One look at the long-term home price chart tells you all you need to
know: Starting in 2000, prices crossed above their trend line and just
kept going up. The spike had never happened in modern U.S. history,
according to data dating back to 1890 that Shiller painstakingly
compiled for the second edition of his book Irrational Exuberance in
2005. Back then he predicted a sharp drop in house prices. Now he says
lawyers won't let him publicly forecast home prices because he's
involved in preparing the market-sensitive Standard &
Poor's/Case-Shiller home price indexes. All he'll say is: "This is a
historic turning point."
Optimists point out that the Fed, Congress, and the White House are
all committed to keeping housing aloft so it doesn't kill the economy.
The Fed reduced the federal funds rate by three quarters of a
percentage point on Jan. 22 and followed with a half-point cut on Jan.

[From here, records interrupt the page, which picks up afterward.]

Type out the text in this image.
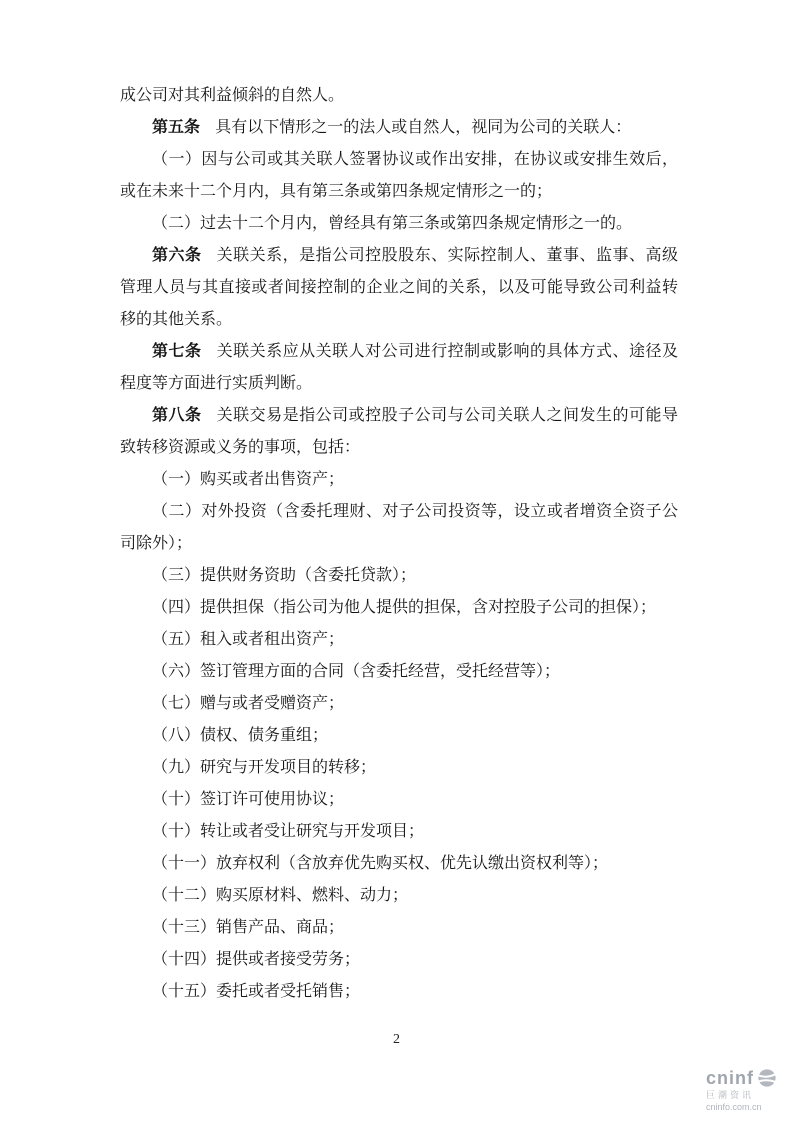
成公司对其利益倾斜的自然人。

第五条 具有以下情形之一的法人或自然人，视同为公司的关联人：

（一）因与公司或其关联人签署协议或作出安排，在协议或安排生效后，或在未来十二个月内，具有第三条或第四条规定情形之一的；

（二）过去十二个月内，曾经具有第三条或第四条规定情形之一的。

第六条 关联关系，是指公司控股股东、实际控制人、董事、监事、高级管理人员与其直接或者间接控制的企业之间的关系，以及可能导致公司利益转移的其他关系。

第七条 关联关系应从关联人对公司进行控制或影响的具体方式、途径及程度等方面进行实质判断。

第八条 关联交易是指公司或控股子公司与公司关联人之间发生的可能导致转移资源或义务的事项，包括：

（一）购买或者出售资产；

（二）对外投资（含委托理财、对子公司投资等，设立或者增资全资子公司除外）；

（三）提供财务资助（含委托贷款）；

（四）提供担保（指公司为他人提供的担保，含对控股子公司的担保）；

（五）租入或者租出资产；

（六）签订管理方面的合同（含委托经营，受托经营等）；

（七）赠与或者受赠资产；

（八）债权、债务重组；

（九）研究与开发项目的转移；

（十）签订许可使用协议；

（十）转让或者受让研究与开发项目；

（十一）放弃权利（含放弃优先购买权、优先认缴出资权利等）；

（十二）购买原材料、燃料、动力；

（十三）销售产品、商品；

（十四）提供或者接受劳务；

（十五）委托或者受托销售；

2
cninf
巨潮资讯
cninfo.com.cn
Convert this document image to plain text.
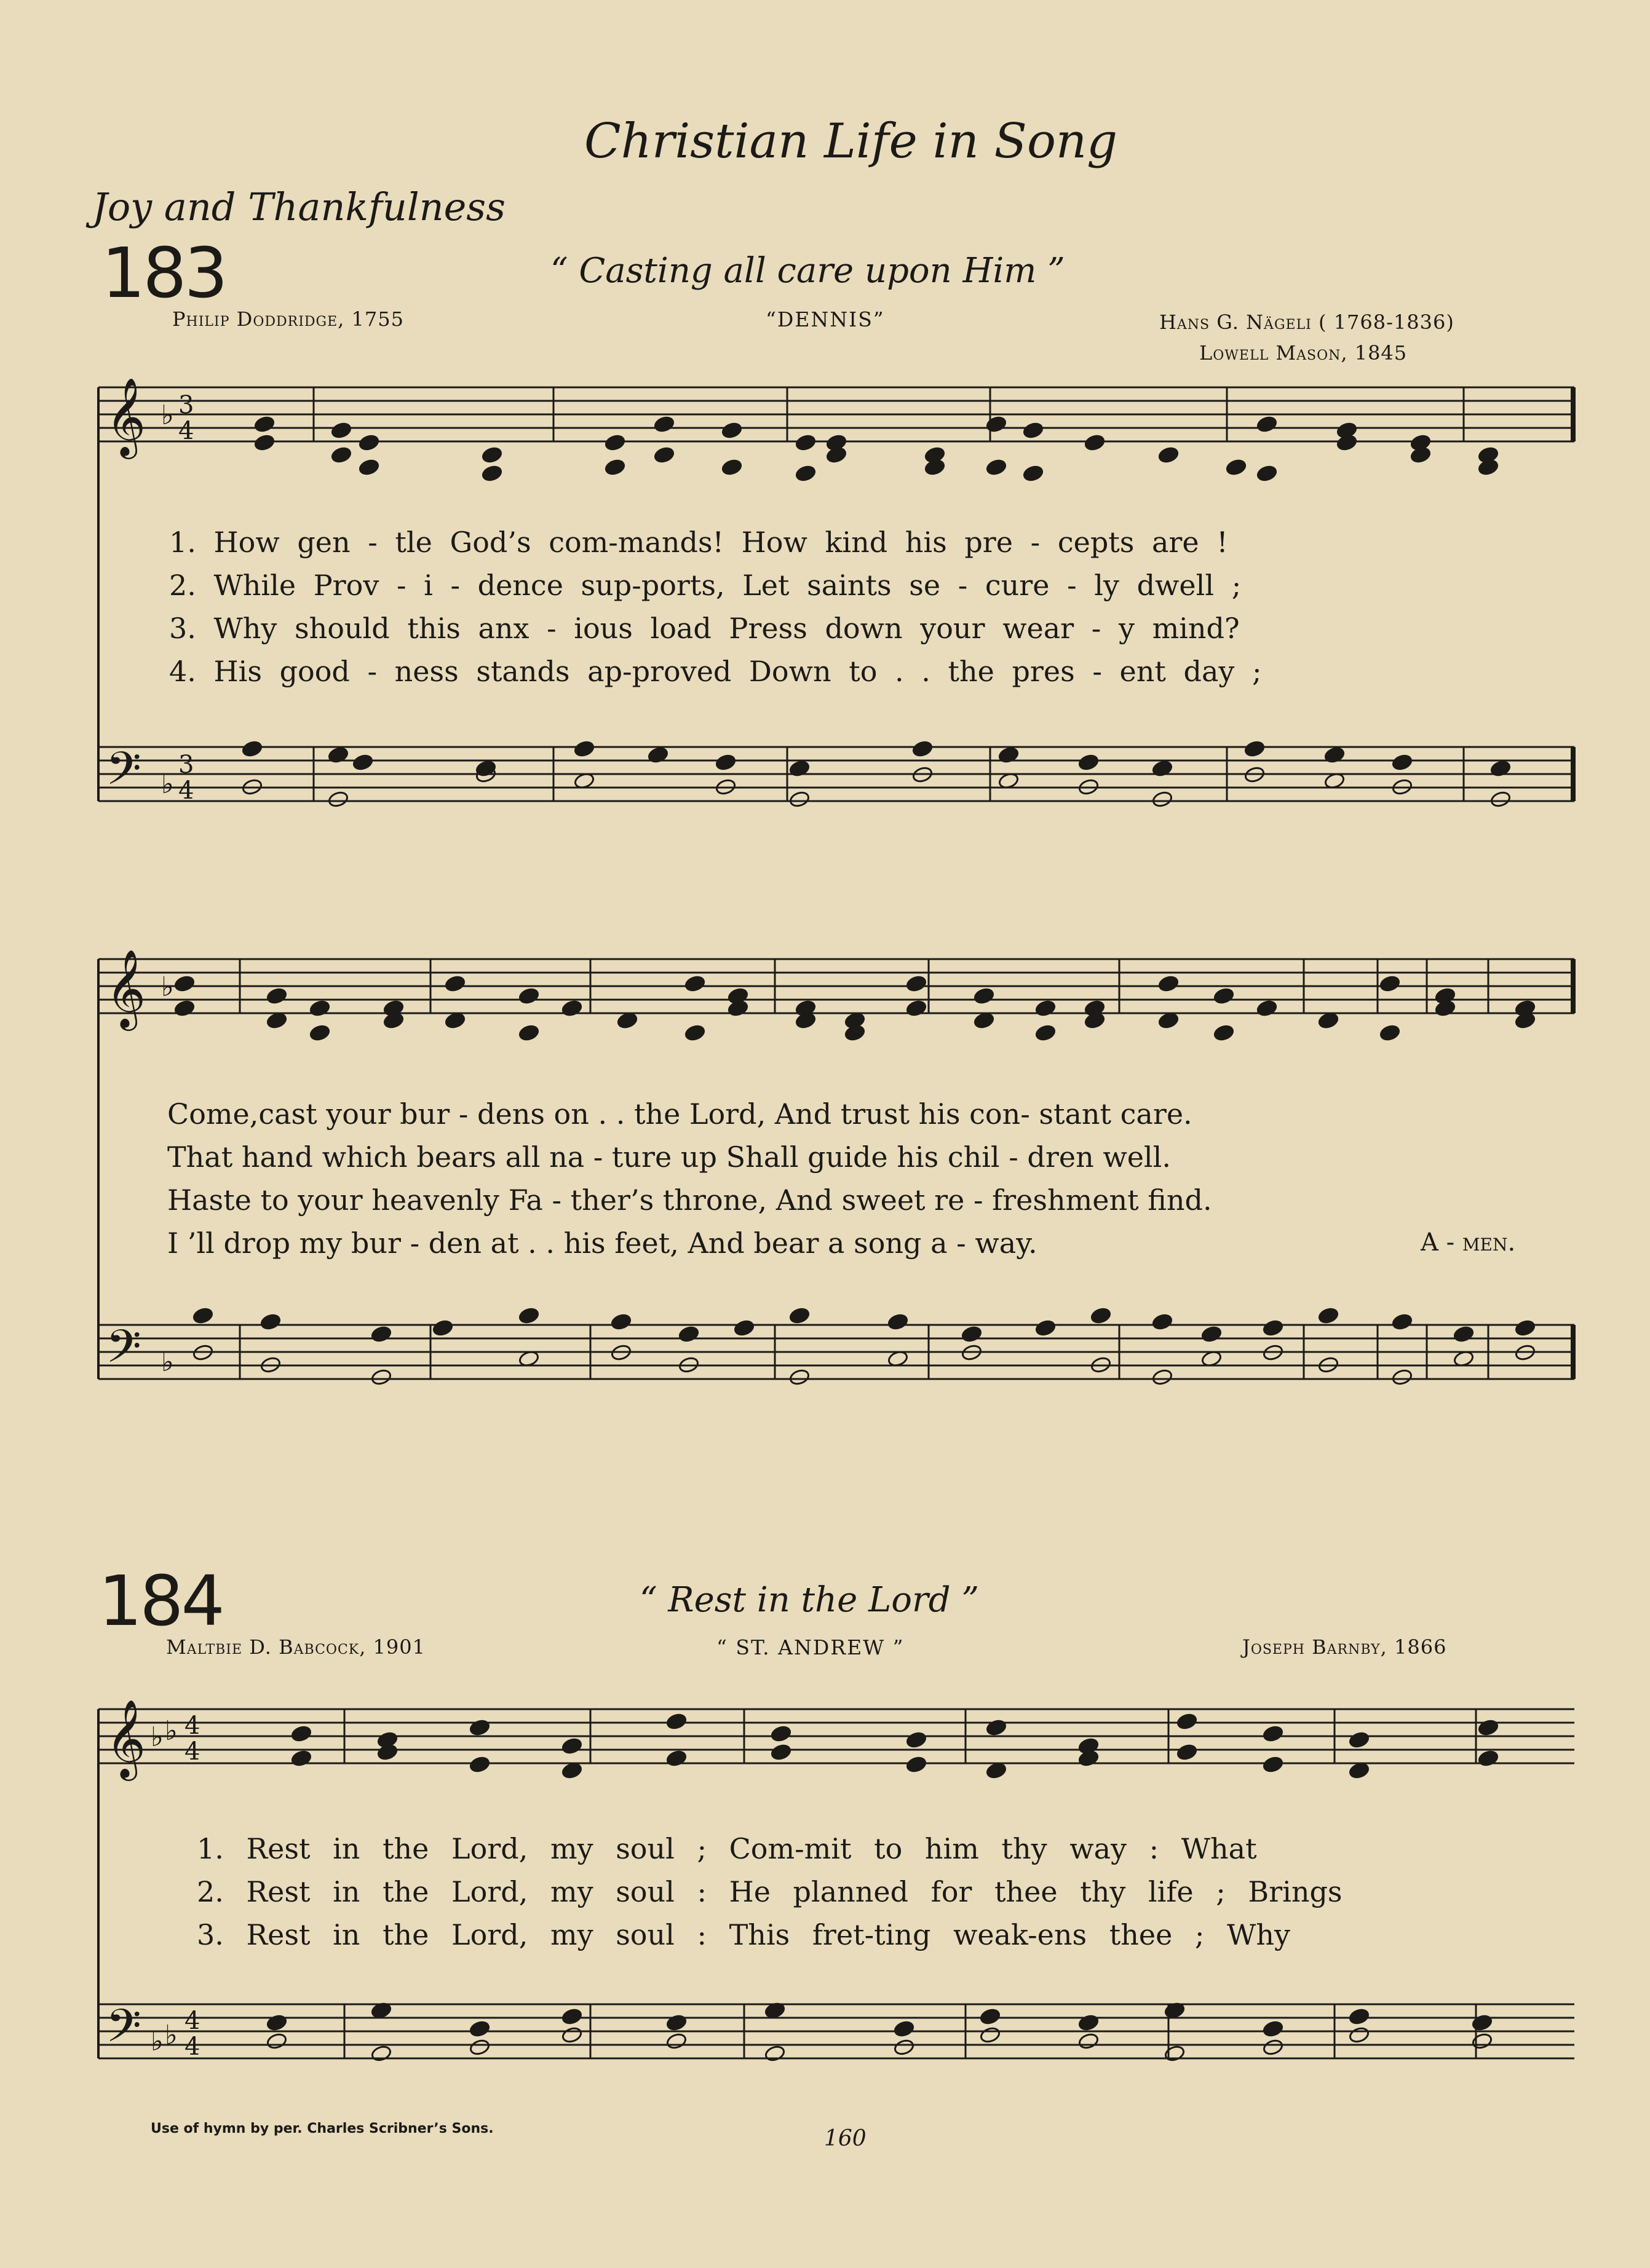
Christian Life in Song
Joy and Thankfulness
183	“ Casting all care upon Him ”
Philip Doddridge, 1755	“DENNIS”	Hans G. Nägeli ( 1768-1836)
Lowell Mason, 1845
𝄞
𝄢
♭
♭
3
4
3
4
𝄞
𝄢
♭
♭
𝄞
𝄢
♭ ♭
♭ ♭
4
4
4
4
1. How gen - tle God’s com-mands! How kind his pre - cepts are !
2. While Prov - i - dence sup-ports, Let saints se - cure - ly dwell ;
3. Why should this anx - ious load Press down your wear - y mind?
4. His good - ness stands ap-proved Down to . . the pres - ent day ;
Come,cast your bur - dens on . . the Lord, And trust his con- stant care.
That hand which bears all na - ture up Shall guide his chil - dren well.
Haste to your heavenly Fa - ther’s throne, And sweet re - freshment find.
I ’ll drop my bur - den at . . his feet, And bear a song a - way.	A - men.
184	“ Rest in the Lord ”
Maltbie D. Babcock, 1901	“ ST. ANDREW ”	Joseph Barnby, 1866
1. Rest in the Lord, my soul ; Com-mit to him thy way : What
2. Rest in the Lord, my soul : He planned for thee thy life ; Brings
3. Rest in the Lord, my soul : This fret-ting weak-ens thee ; Why
Use of hymn by per. Charles Scribner’s Sons.	160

30?an extremely rapid move for a major central bank. Homebuilders also
are doing their bit to support prices: They've cut production so
drastically that even though home sales fell more than expected in
December, the backlog of unsold new homes shrank slightly. Douglas
Duncan, chief economist of the Mortgage Bankers Assn., predicts
existing home prices will slip less than 2% this year before beginning
to rebound in 2009.
Pessimists aren't impressed. One of the first high-profile bears on
housing, Ian Shepherdson of consulting firm High Frequency Economics,
is looking for a 20% decline in prices from their peak but says 40%
wouldn't shock him. "We've never been here before, so there's no road
map," he says.
There's even uncertainty about where prices are right now, since many
would-be sellers are refusing to cut them enough to make a sale. A
Harris Interactive (HPOL) survey for Zillow.com in December found that
36% of homeowners thought their homes had increased in value over the
past year, vs. 23% who thought they had decreased. That willful
optimism translates directly into the record overhang of unsold
existing homes: more than 4 million.
For a truer picture of the market, look at sales by banks and
builders, which don't have the luxury to wait things out because they
have to worry about cash flow. Deutsche Bank (DB), among other banks,
has been slashing prices on repossessed homes to get rid of them. In a
recent transaction mentioned on BusinessWeek's Hot Property blog,
Deutsche Bank sold a house in Woodbridge, Va., in December for
$150,000, less than half its last sale price of $315,000 in the spring
of 2005. In November, Lennar (LEN), the big builder, sold 11,000 home
sites to a joint venture it formed with Morgan Stanley Real Estate for
$525 million, 60% below what they were valued on Lennar's books.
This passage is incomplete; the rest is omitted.